La Selección Nacional fue eliminada del Mundial 2026, al no poder clasificarse por la zona de Concacaf, a pesar de que en la eliminatoria no compitieron las potencias del área: Estados Unidos, México y Canadá por ser anfitrionas de la Copa del Mundo y estar clasificadas de antemano.
Ante tan estrepitoso fracaso, el más monumental en la historia del fútbol costarricense, no renunció Osael Maroto, presidente de la Federación Costarricense de Fútbol, tampoco dimitió ningún federativo y la única víctima fue el técnico del seleccionado, el mexicano Miguel Herrera, quien no renunció, sino que lo despidieron.

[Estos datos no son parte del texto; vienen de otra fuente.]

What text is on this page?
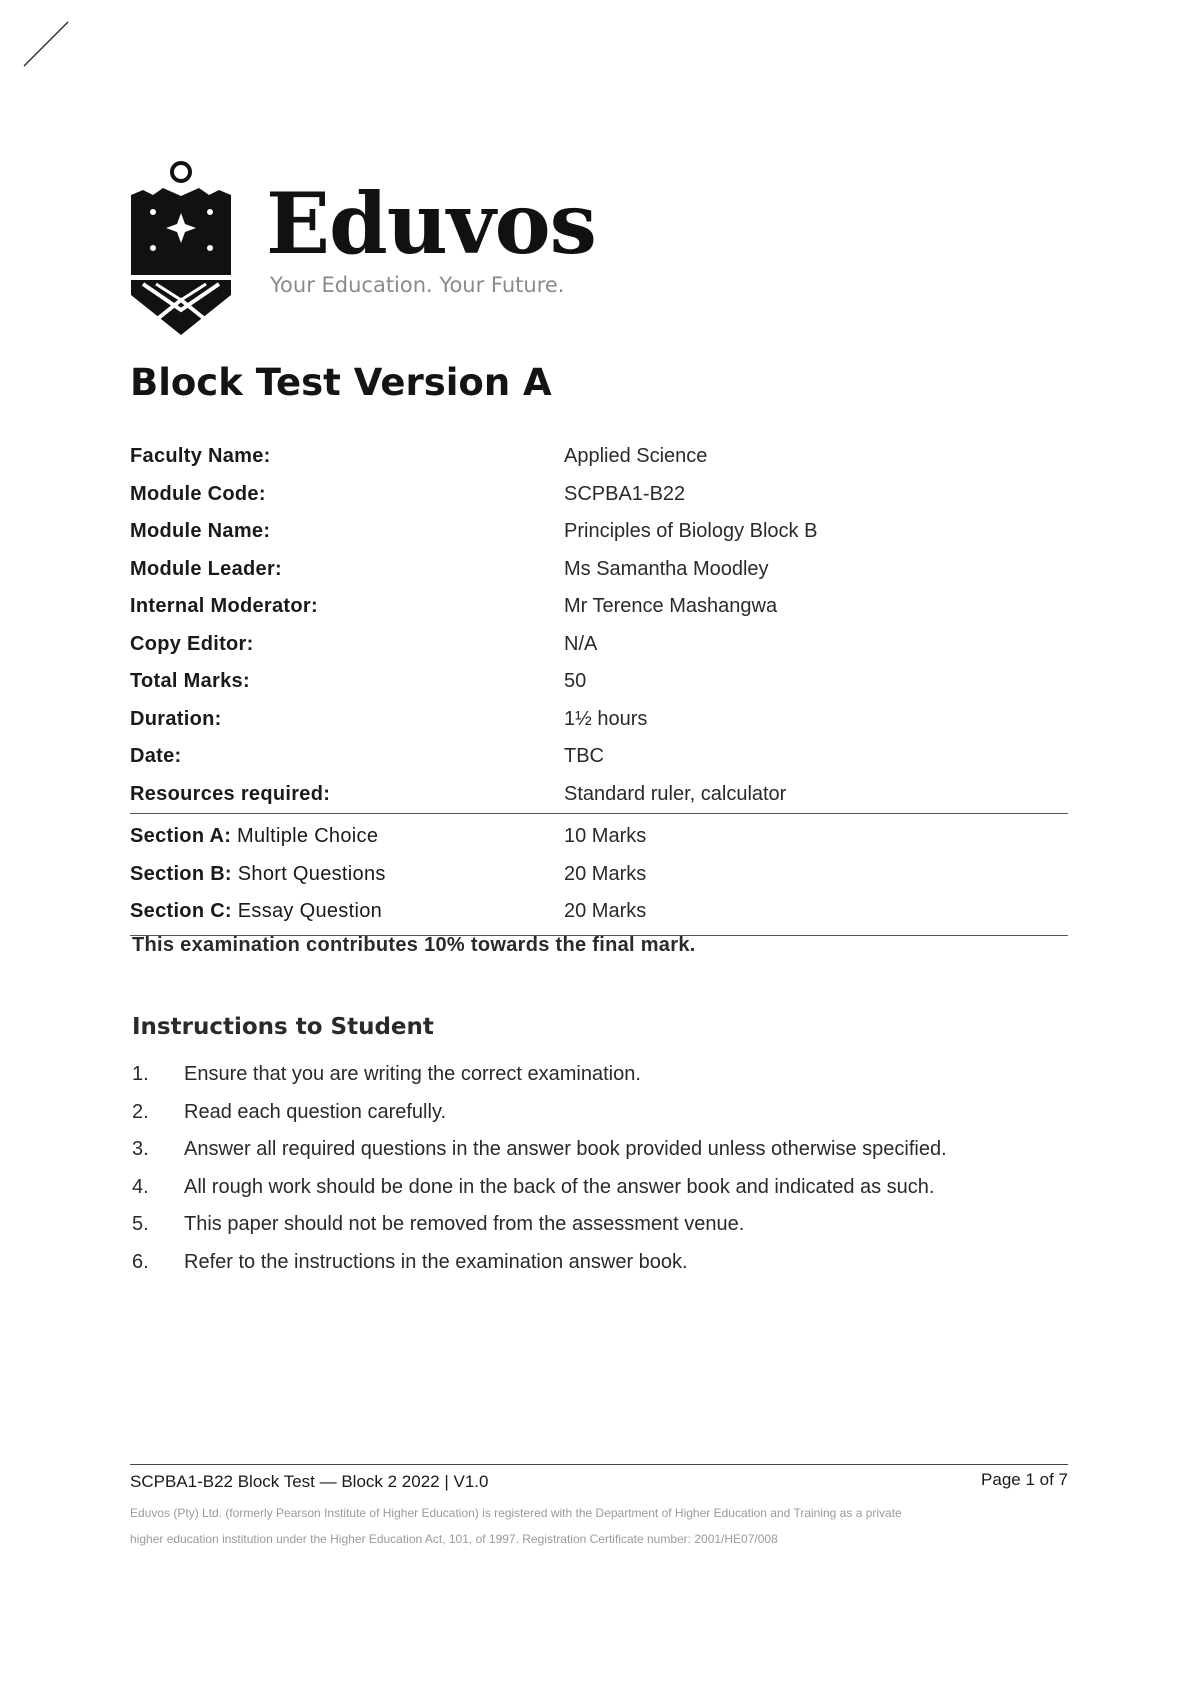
Eduvos
Your Education. Your Future.
Block Test Version A
Faculty Name:	Applied Science
Module Code:	SCPBA1-B22
Module Name:	Principles of Biology Block B
Module Leader:	Ms Samantha Moodley
Internal Moderator:	Mr Terence Mashangwa
Copy Editor:	N/A
Total Marks:	50
Duration:	1½ hours
Date:	TBC
Resources required:	Standard ruler, calculator
Section A: Multiple Choice	10 Marks
Section B: Short Questions	20 Marks
Section C: Essay Question	20 Marks
This examination contributes 10% towards the final mark.
Instructions to Student
1.	Ensure that you are writing the correct examination.
2.	Read each question carefully.
3.	Answer all required questions in the answer book provided unless otherwise specified.
4.	All rough work should be done in the back of the answer book and indicated as such.
5.	This paper should not be removed from the assessment venue.
6.	Refer to the instructions in the examination answer book.
SCPBA1-B22 Block Test — Block 2 2022 | V1.0	Page 1 of 7
Eduvos (Pty) Ltd. (formerly Pearson Institute of Higher Education) is registered with the Department of Higher Education and Training as a private
higher education institution under the Higher Education Act, 101, of 1997. Registration Certificate number: 2001/HE07/008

Con la Tricolor eliminada, el escándalo de su estrepitoso fracaso duró los tres días de reglamento, el rutinario Torneo Clausura se sigue jugando a estadio lleno, cuando participan los cuatro grandes y a pocas semanas de que deba nombrarse el nuevo Comité Ejecutivo de la Federación de Fútbol, el “culebrero” y los intereses que se mueven a lo interno de la Casa de los Sustos, resulta escalofriante.